Колонна, как раз втянулась в город. И слева, и справа от дороги виднелись побитые снарядами небогатые домики частного сектора. Изрешечённые осколками и пулями заборы, проломленные крыши зданий, несколько сгоревших легковушек на обочине, вывернутая наизнанку автобусная остановка, разграбленный магазинчик, покалеченные деревья и кусты. И ни одного человека.

Володя пару минут смотрел в окно. Молча и зачаровано. Нерадостный пейзаж его тяготил, заставлял ощущать неприятное чувство вины. Он, тяжело вздохнув, опустил голову. Прижавшись небритой щекой к плечу, закрыл глаза.

Машину тряхануло на кочке. Доктор, ударившись затылком о кузов, тихо застонал.

– Это, что это было? Кто сюда стрелял, – неуверенно подал голос Володя. – Разве мы, разве, я хотел сказать, разве ВСУ по городу било? Не может быть!

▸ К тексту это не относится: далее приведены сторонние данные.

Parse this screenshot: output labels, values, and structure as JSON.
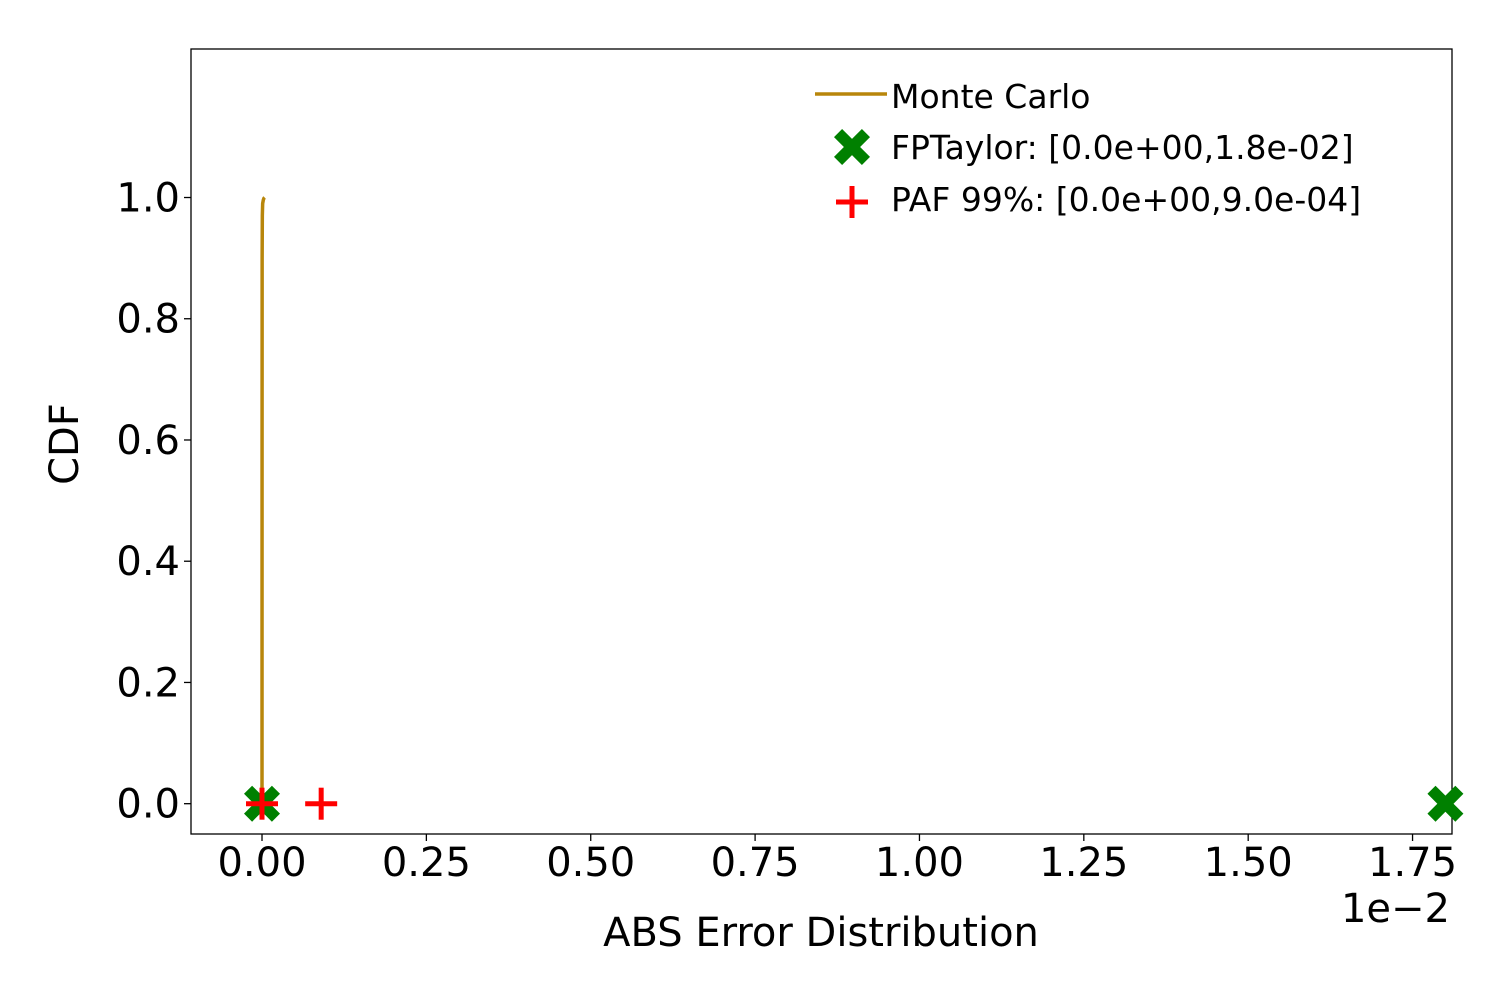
{
  "chart_data": {
    "type": "line",
    "title": "",
    "xlabel": "ABS Error Distribution",
    "ylabel": "CDF",
    "x_offset_label": "1e−2",
    "x_scale_factor": 0.01,
    "xlim": [
      -0.00108,
      0.0181
    ],
    "ylim": [
      -0.05,
      1.245
    ],
    "x_ticks": [
      0.0,
      0.25,
      0.5,
      0.75,
      1.0,
      1.25,
      1.5,
      1.75
    ],
    "x_tick_labels": [
      "0.00",
      "0.25",
      "0.50",
      "0.75",
      "1.00",
      "1.25",
      "1.50",
      "1.75"
    ],
    "y_ticks": [
      0.0,
      0.2,
      0.4,
      0.6,
      0.8,
      1.0
    ],
    "y_tick_labels": [
      "0.0",
      "0.2",
      "0.4",
      "0.6",
      "0.8",
      "1.0"
    ],
    "grid": false,
    "legend_position": "top-right",
    "colors": {
      "monte_carlo": "#b8860b",
      "fptaylor": "#008000",
      "paf": "#ff0000",
      "axes": "#000000"
    },
    "series": [
      {
        "name": "Monte Carlo",
        "kind": "line",
        "x": [
          0.0,
          5e-07,
          1e-06,
          2e-06,
          5e-06,
          1e-05,
          2e-05,
          3e-05,
          4e-05
        ],
        "y": [
          0.0,
          0.3,
          0.6,
          0.9,
          0.97,
          0.99,
          0.996,
          0.999,
          1.0
        ]
      },
      {
        "name": "FPTaylor: [0.0e+00,1.8e-02]",
        "kind": "marker",
        "marker": "X",
        "x": [
          0.0,
          0.018
        ],
        "y": [
          0.0,
          0.0
        ]
      },
      {
        "name": "PAF 99%: [0.0e+00,9.0e-04]",
        "kind": "marker",
        "marker": "+",
        "x": [
          0.0,
          0.0009
        ],
        "y": [
          0.0,
          0.0
        ]
      }
    ]
  }
}
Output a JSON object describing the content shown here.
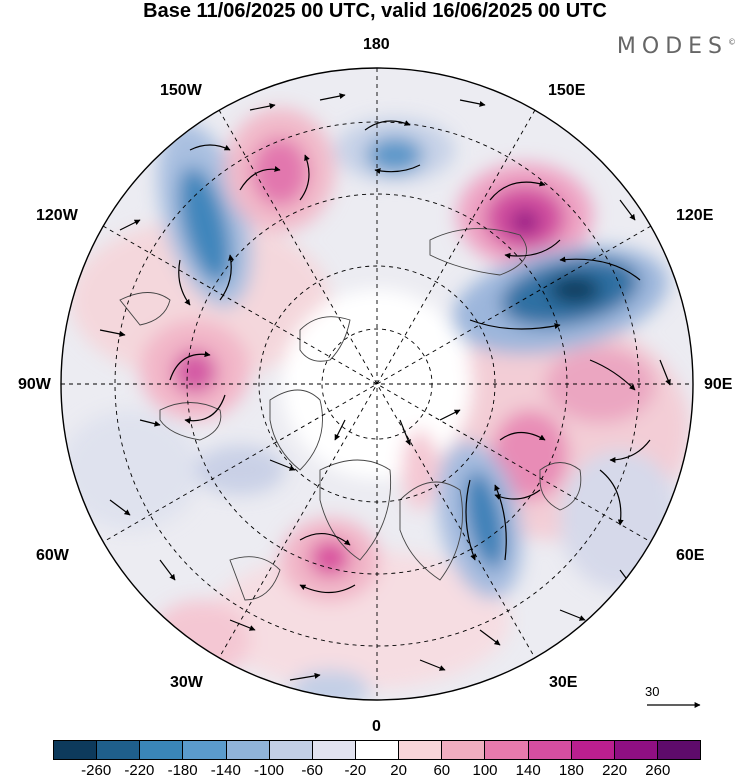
{
  "title": "Base 11/06/2025 00 UTC, valid 16/06/2025 00 UTC",
  "brand": "MODES",
  "brand_mark": "©",
  "longitude_labels": {
    "n180": "180",
    "w150": "150W",
    "e150": "150E",
    "w120": "120W",
    "e120": "120E",
    "w90": "90W",
    "e90": "90E",
    "w60": "60W",
    "e60": "60E",
    "w30": "30W",
    "e30": "30E",
    "s0": "0"
  },
  "reference_vector": "30",
  "colorbar": {
    "ticks": [
      "-260",
      "-220",
      "-180",
      "-140",
      "-100",
      "-60",
      "-20",
      "20",
      "60",
      "100",
      "140",
      "180",
      "220",
      "260"
    ],
    "colors": [
      "#0d3a5c",
      "#1f5f8b",
      "#3a86b8",
      "#5b9bcc",
      "#90b3d9",
      "#c3cfe6",
      "#e2e3f0",
      "#ffffff",
      "#f8d6da",
      "#f0aec0",
      "#e77aac",
      "#d64ea0",
      "#bb1f8f",
      "#8f0f82",
      "#5e0b6b"
    ]
  },
  "anomalies": [
    {
      "name": "blue-pacific-west",
      "value": -180
    },
    {
      "name": "pink-alaska-gulf",
      "value": 140
    },
    {
      "name": "blue-bering",
      "value": -140
    },
    {
      "name": "magenta-east-siberia",
      "value": 220
    },
    {
      "name": "darkblue-siberia",
      "value": -260
    },
    {
      "name": "pink-canada-west",
      "value": 140
    },
    {
      "name": "pink-central-asia",
      "value": 100
    },
    {
      "name": "pink-russia",
      "value": 140
    },
    {
      "name": "blue-scandinavia",
      "value": -180
    },
    {
      "name": "pink-greenland-south",
      "value": 140
    },
    {
      "name": "pink-atlantic",
      "value": 60
    },
    {
      "name": "blue-europe-south",
      "value": -60
    }
  ]
}
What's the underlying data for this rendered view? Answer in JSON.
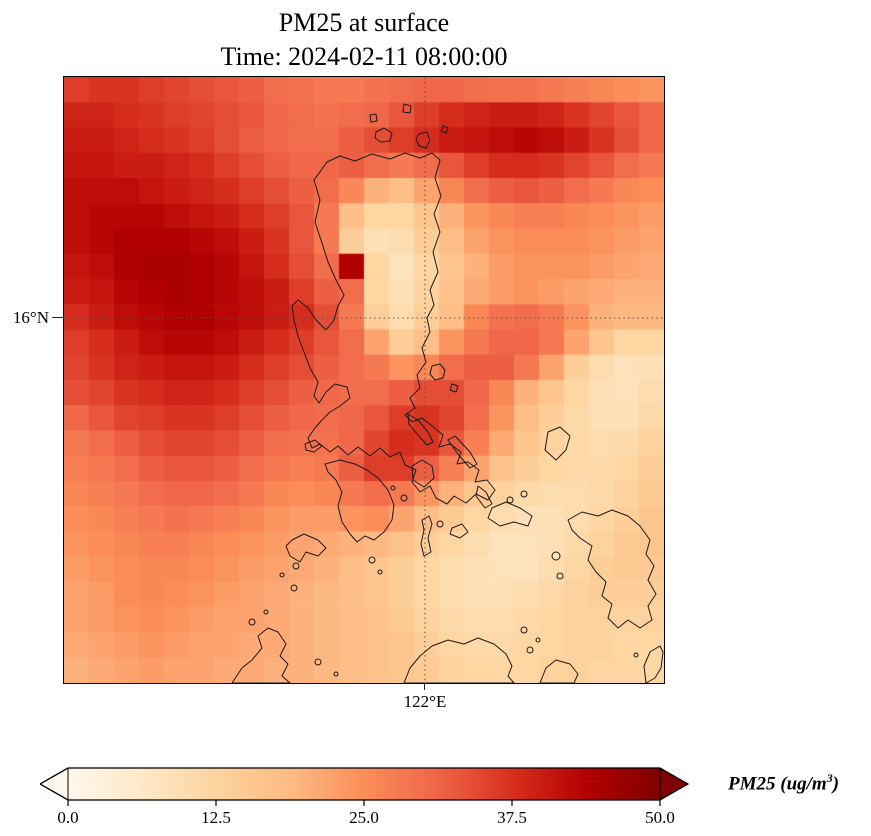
{
  "title": {
    "line1": "PM25 at surface",
    "line2": "Time: 2024-02-11 08:00:00"
  },
  "axes": {
    "y_tick_label": "16°N",
    "x_tick_label": "122°E"
  },
  "colorbar": {
    "tick_labels": [
      "0.0",
      "12.5",
      "25.0",
      "37.5",
      "50.0"
    ],
    "label_full": "PM25 (ug/m3)",
    "label_prefix": "PM25 (ug/m",
    "label_sup": "3",
    "label_suffix": ")",
    "vmin": 0,
    "vmax": 50,
    "extend": "both"
  },
  "chart_data": {
    "type": "heatmap",
    "title": "PM25 at surface",
    "subtitle": "Time: 2024-02-11 08:00:00",
    "variable": "PM25",
    "units": "ug/m3",
    "vmin": 0,
    "vmax": 50,
    "colorbar_ticks": [
      0.0,
      12.5,
      25.0,
      37.5,
      50.0
    ],
    "gridlines": {
      "y": "16°N",
      "x": "122°E"
    },
    "legend_position": "bottom",
    "colormap": {
      "name": "OrRd",
      "stops": [
        "#fff7ec",
        "#fee8c8",
        "#fdd49e",
        "#fdbb84",
        "#fc8d59",
        "#ef6548",
        "#d7301f",
        "#b30000",
        "#7f0000"
      ]
    },
    "grid_shape": [
      24,
      24
    ],
    "values": [
      [
        36,
        37,
        37,
        36,
        35,
        34,
        33,
        32,
        30,
        29,
        28,
        28,
        29,
        30,
        31,
        31,
        30,
        29,
        29,
        28,
        27,
        26,
        25,
        24
      ],
      [
        39,
        39,
        38,
        37,
        36,
        35,
        34,
        33,
        31,
        30,
        29,
        30,
        31,
        33,
        36,
        38,
        39,
        40,
        40,
        39,
        37,
        35,
        33,
        31
      ],
      [
        40,
        40,
        39,
        38,
        37,
        36,
        34,
        32,
        31,
        30,
        30,
        32,
        34,
        36,
        38,
        40,
        41,
        42,
        43,
        42,
        40,
        37,
        34,
        31
      ],
      [
        41,
        41,
        40,
        40,
        39,
        38,
        36,
        34,
        32,
        31,
        31,
        32,
        30,
        28,
        30,
        33,
        36,
        38,
        38,
        37,
        35,
        33,
        30,
        28
      ],
      [
        42,
        42,
        42,
        41,
        40,
        39,
        38,
        36,
        34,
        32,
        30,
        26,
        20,
        18,
        22,
        26,
        30,
        32,
        33,
        32,
        30,
        28,
        26,
        25
      ],
      [
        42,
        43,
        43,
        43,
        42,
        41,
        40,
        38,
        36,
        33,
        28,
        18,
        12,
        12,
        16,
        20,
        24,
        26,
        27,
        27,
        26,
        25,
        24,
        23
      ],
      [
        42,
        43,
        44,
        44,
        44,
        43,
        42,
        40,
        37,
        33,
        28,
        14,
        9,
        10,
        14,
        18,
        22,
        24,
        25,
        25,
        25,
        24,
        23,
        22
      ],
      [
        41,
        42,
        44,
        45,
        45,
        44,
        43,
        41,
        38,
        34,
        30,
        44,
        12,
        8,
        12,
        16,
        20,
        23,
        24,
        24,
        24,
        23,
        22,
        21
      ],
      [
        40,
        41,
        43,
        44,
        45,
        44,
        43,
        42,
        40,
        36,
        32,
        30,
        12,
        9,
        13,
        17,
        21,
        23,
        24,
        23,
        22,
        21,
        20,
        20
      ],
      [
        38,
        40,
        42,
        43,
        44,
        44,
        43,
        42,
        40,
        38,
        34,
        28,
        14,
        10,
        14,
        18,
        26,
        29,
        30,
        28,
        24,
        20,
        19,
        19
      ],
      [
        36,
        38,
        40,
        42,
        43,
        43,
        42,
        40,
        38,
        36,
        33,
        30,
        22,
        14,
        18,
        24,
        28,
        31,
        31,
        28,
        22,
        16,
        12,
        12
      ],
      [
        35,
        37,
        39,
        40,
        41,
        41,
        40,
        38,
        36,
        34,
        32,
        30,
        28,
        24,
        26,
        30,
        32,
        32,
        28,
        22,
        14,
        10,
        8,
        9
      ],
      [
        34,
        35,
        37,
        38,
        39,
        39,
        38,
        36,
        34,
        32,
        31,
        30,
        30,
        32,
        34,
        34,
        31,
        26,
        20,
        16,
        12,
        9,
        8,
        10
      ],
      [
        31,
        33,
        35,
        36,
        37,
        37,
        36,
        34,
        32,
        31,
        30,
        31,
        33,
        36,
        37,
        35,
        30,
        24,
        18,
        14,
        11,
        9,
        9,
        11
      ],
      [
        28,
        30,
        32,
        34,
        35,
        35,
        34,
        32,
        30,
        29,
        29,
        31,
        35,
        38,
        37,
        33,
        27,
        21,
        16,
        13,
        11,
        10,
        11,
        13
      ],
      [
        27,
        28,
        30,
        32,
        33,
        33,
        32,
        30,
        28,
        27,
        28,
        32,
        36,
        36,
        32,
        27,
        22,
        17,
        14,
        12,
        11,
        11,
        12,
        14
      ],
      [
        26,
        27,
        28,
        30,
        31,
        31,
        30,
        28,
        26,
        25,
        26,
        28,
        30,
        28,
        24,
        20,
        16,
        13,
        11,
        10,
        10,
        11,
        13,
        15
      ],
      [
        25,
        26,
        27,
        28,
        29,
        28,
        27,
        26,
        24,
        23,
        23,
        24,
        25,
        22,
        18,
        15,
        12,
        10,
        9,
        9,
        10,
        12,
        14,
        16
      ],
      [
        24,
        25,
        26,
        27,
        27,
        26,
        25,
        24,
        23,
        22,
        21,
        20,
        19,
        17,
        14,
        12,
        10,
        8,
        8,
        9,
        11,
        13,
        15,
        16
      ],
      [
        23,
        24,
        25,
        26,
        26,
        25,
        24,
        23,
        22,
        21,
        20,
        18,
        16,
        14,
        12,
        10,
        9,
        8,
        8,
        10,
        12,
        14,
        15,
        15
      ],
      [
        22,
        23,
        25,
        26,
        25,
        24,
        23,
        22,
        21,
        20,
        19,
        18,
        16,
        14,
        12,
        10,
        9,
        9,
        10,
        11,
        13,
        14,
        14,
        14
      ],
      [
        22,
        23,
        24,
        25,
        24,
        23,
        22,
        22,
        21,
        20,
        19,
        18,
        17,
        15,
        13,
        11,
        10,
        10,
        11,
        12,
        13,
        13,
        13,
        13
      ],
      [
        21,
        22,
        23,
        24,
        23,
        22,
        22,
        21,
        21,
        20,
        19,
        18,
        17,
        16,
        14,
        12,
        11,
        11,
        12,
        12,
        13,
        13,
        12,
        12
      ],
      [
        20,
        21,
        22,
        23,
        22,
        22,
        21,
        21,
        20,
        20,
        19,
        18,
        17,
        16,
        15,
        13,
        12,
        12,
        12,
        13,
        13,
        12,
        12,
        12
      ]
    ]
  }
}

– А кто, кроме как ВСУ? Никто, кроме вас! Если мы наступаем отсюда, от города на вас идём, а вы по нам неделю долбите, кто сюда попал? Вы! Вы-ы! Это вы разрушили мой город, вы убили моих земляков, вы поранили моих родственников! И не будет вам никогда никакого прощенья, – рявкнул Доктор, и глаза его жестоко вспыхнули, – не будет ни–ка–ко–го прощения! Ни тебе, ни остальным!

– Не может такого быть! Нам говорили, что пушки по кадыровцам бьют, по чеченцам наша артуха бьёт, – твердил Володя, сам себя убеждая в своей правоте. – Не может быть, чтобы мы так и по городу! Мы – по координатам же, по чеченцам...

– Воды в городе нет, продукты на исходе, с электричеством проблемы, газ отключен! Вон, гляди, морда, в окно! Мою школу проезжаем, школу, в которую я учиться ходил!

Небольшая двухэтажная школа из белого выцветшего кирпича зияла разбитыми окнами и выбитыми входными дверьми. Из некоторых окон виднелись следы недавнего пожара. Из проломленной в двух местах крыши торчали куски деревянных балок, внизу валялись битые плиты шифера.

– Не может быть... Я не верю... Это не мы... Не верю...

– Водитель! Шофёр! Быстрый! Стой, – закричал Док что есть сил, неистово колошматя локтем по перегородке между салоном и кабиной. – Стой!

Игорь ударил по тормозам. Скрипя истёртыми колодками, УАЗ, подавшись вперёд и качнувшись, остановился. Мотор заглох. В салоне машины стало непривычно тихо.

– Выходи, выходи, сука, выползай! Я тебя прямо здесь расстреляю! Володя, выходи немедленно, скотина, – Доктор ещё ярче вспыхнул ненавистью. Размахивая пистолетом и пуская слюни, он бесновался.

– Нет, нет, нет, – выпучив красные глаза, заклинал ополченца пленник, как заколдованный глядя на мушку ствола пистолета.

– Вылезай, гадина, я тебя на месте шлёпну, – ревел военврач. – Убью за то, что мою школу разбомбил, за то, что Сашу сегодня убил! За то, что Глобуса убил! Смерть и тебе, гадина!

– Не-е-е-ет! Нет, – шептал Володя. Его нижняя губа дрожала, лицо исказилось, голос готов был надорваться.

– Доктор, дружище, очнись, ты чего творишь! Ехать надо, – Быстрый, обернувшись через плечо и оценив обстановку, повернул ключ в замке зажигания. – Угомонись!

– Ты врач? Ты же врач, – радостно заверещал Володя, поводя бровями. – Ты же всех спасаешь, а не убиваешь! Ты не можешь меня убить! Не можешь!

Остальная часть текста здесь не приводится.